Já no interior da Casa, as galerias ficaram ocupadas por manifestantes que, de forma organizada, exibiram faixas, cartazes e mensagens em defesa da diversidade e do respeito à liberdade religiosa. O ato ocorreu no contexto da entrega formal de um pedido de cassação do mandato da vereadora Ana Paula Lopes (PL), protocolado pela cidadã Karoline de Oliveira Rocha.
O documento, fundamentado no Decreto-Lei nº 201/1967 e em legislações federais, estaduais e municipais, acusa a parlamentar de quebra de decoro e intolerância religiosa, além de discriminação contra pessoas LGBTQIAPN+. A denúncia se baseia em um áudio atribuído à vereadora, no qual ela associa religiões de matriz africana a “Satanás” e defende que manifestações da comunidade LGBTQIAPN+ não ocorram em espaços públicos ou escolas. Embora o conteúdo seja de sua autoria, não foi a parlamentar quem o divulgou publicamente.
Na tribuna, o vereador Ailton Gomes, eleito democraticamente pelo Coletivo Somos, destacou seu compromisso com todos os cidadãos de Lins.

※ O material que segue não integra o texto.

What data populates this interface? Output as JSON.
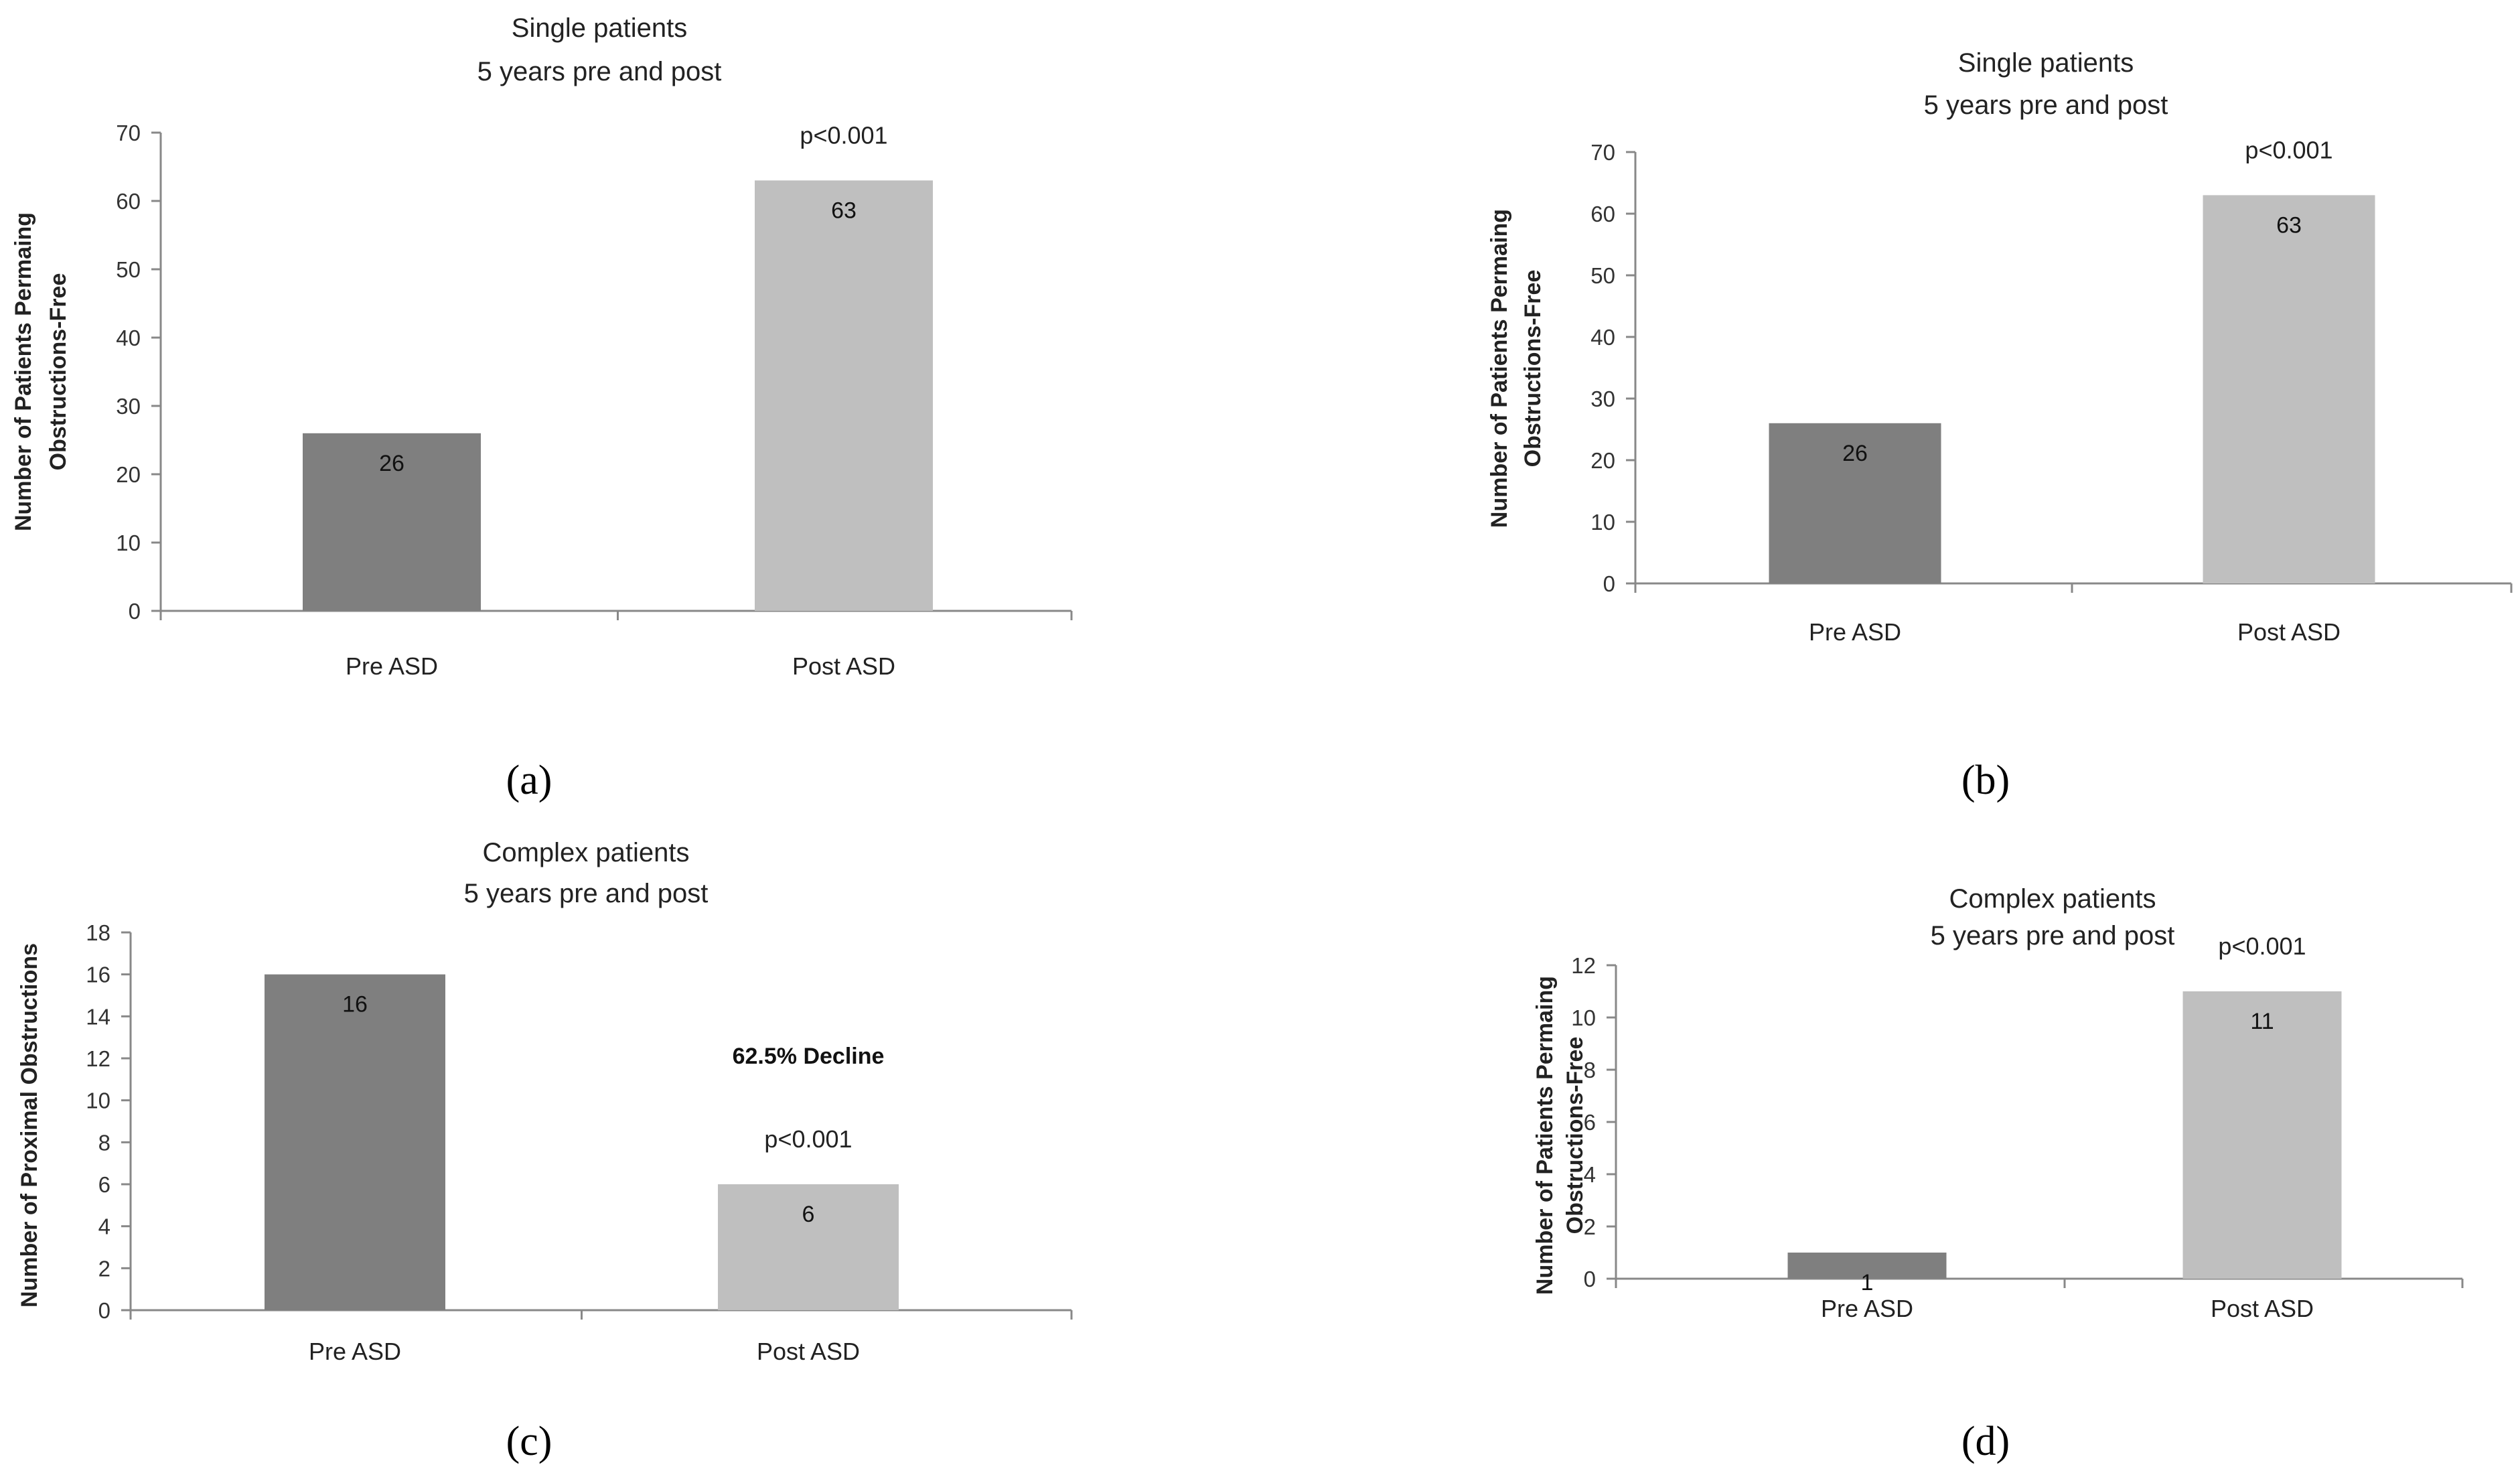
{
  "chart_data": [
    {
      "panel": "(a)",
      "type": "bar",
      "title_lines": [
        "Single patients",
        "5 years pre and post"
      ],
      "ylabel_lines": [
        "Number of Patients Permaing",
        "Obstructions-Free"
      ],
      "categories": [
        "Pre ASD",
        "Post ASD"
      ],
      "values": [
        26,
        63
      ],
      "data_labels": [
        "26",
        "63"
      ],
      "colors": [
        "#7f7f7f",
        "#bfbfbf"
      ],
      "ylim": [
        0,
        70
      ],
      "yticks": [
        "0",
        "10",
        "20",
        "30",
        "40",
        "50",
        "60",
        "70"
      ],
      "annotations": [
        {
          "text": "p<0.001",
          "category_index": 1,
          "bold": false
        }
      ],
      "grid": false
    },
    {
      "panel": "(b)",
      "type": "bar",
      "title_lines": [
        "Single patients",
        "5 years pre and post"
      ],
      "ylabel_lines": [
        "Number of Patients Permaing",
        "Obstructions-Free"
      ],
      "categories": [
        "Pre ASD",
        "Post ASD"
      ],
      "values": [
        26,
        63
      ],
      "data_labels": [
        "26",
        "63"
      ],
      "colors": [
        "#7f7f7f",
        "#bfbfbf"
      ],
      "ylim": [
        0,
        70
      ],
      "yticks": [
        "0",
        "10",
        "20",
        "30",
        "40",
        "50",
        "60",
        "70"
      ],
      "annotations": [
        {
          "text": "p<0.001",
          "category_index": 1,
          "bold": false
        }
      ],
      "grid": false
    },
    {
      "panel": "(c)",
      "type": "bar",
      "title_lines": [
        "Complex patients",
        "5 years pre and post"
      ],
      "ylabel_lines": [
        "Number of Proximal Obstructions"
      ],
      "categories": [
        "Pre ASD",
        "Post ASD"
      ],
      "values": [
        16,
        6
      ],
      "data_labels": [
        "16",
        "6"
      ],
      "colors": [
        "#7f7f7f",
        "#bfbfbf"
      ],
      "ylim": [
        0,
        18
      ],
      "yticks": [
        "0",
        "2",
        "4",
        "6",
        "8",
        "10",
        "12",
        "14",
        "16",
        "18"
      ],
      "annotations": [
        {
          "text": "62.5% Decline",
          "category_index": 1,
          "bold": true
        },
        {
          "text": "p<0.001",
          "category_index": 1,
          "bold": false
        }
      ],
      "grid": false
    },
    {
      "panel": "(d)",
      "type": "bar",
      "title_lines": [
        "Complex patients",
        "5 years pre and post"
      ],
      "ylabel_lines": [
        "Number of Patients Permaing",
        "Obstructions-Free"
      ],
      "categories": [
        "Pre ASD",
        "Post ASD"
      ],
      "values": [
        1,
        11
      ],
      "data_labels": [
        "1",
        "11"
      ],
      "colors": [
        "#7f7f7f",
        "#bfbfbf"
      ],
      "ylim": [
        0,
        12
      ],
      "yticks": [
        "0",
        "2",
        "4",
        "6",
        "8",
        "10",
        "12"
      ],
      "annotations": [
        {
          "text": "p<0.001",
          "category_index": 1,
          "bold": false
        }
      ],
      "grid": false
    }
  ]
}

“Estou aqui para representar todo o povo, na sua pluralidade. Nosso papel como parlamentares é defender a liberdade, sem restrições, e garantir que nenhum cidadão seja privado de seus direitos por intolerância ou preconceito”, afirmou.
Também presente no ato, Mãe Cida, dirigente do Centro Espírita Ylé de Yemanjá Ogum Yara Baiana Maria dos Coco, reforçou a importância da união e do respeito entre as diferentes crenças e formas de viver.

“Todos nós somos cidadãos e pagamos nossos impostos. Quem está no poder precisa lembrar que representa todos, sem distinção. É preciso governar com amor, respeito e igualdade para que possamos viver em harmonia”, declarou.
O pedido requer a abertura imediata de processo administrativo pela Comissão de Ética e Decoro Parlamentar, além do encaminhamento do caso ao Ministério Público para apuração de possíveis crimes de intolerância religiosa e LGBTfobia.
Com a retomada dos trabalhos legislativos, o movimento promete acompanhar de perto a tramitação do processo e manter a mobilização popular até que haja uma resposta efetiva da Câmara.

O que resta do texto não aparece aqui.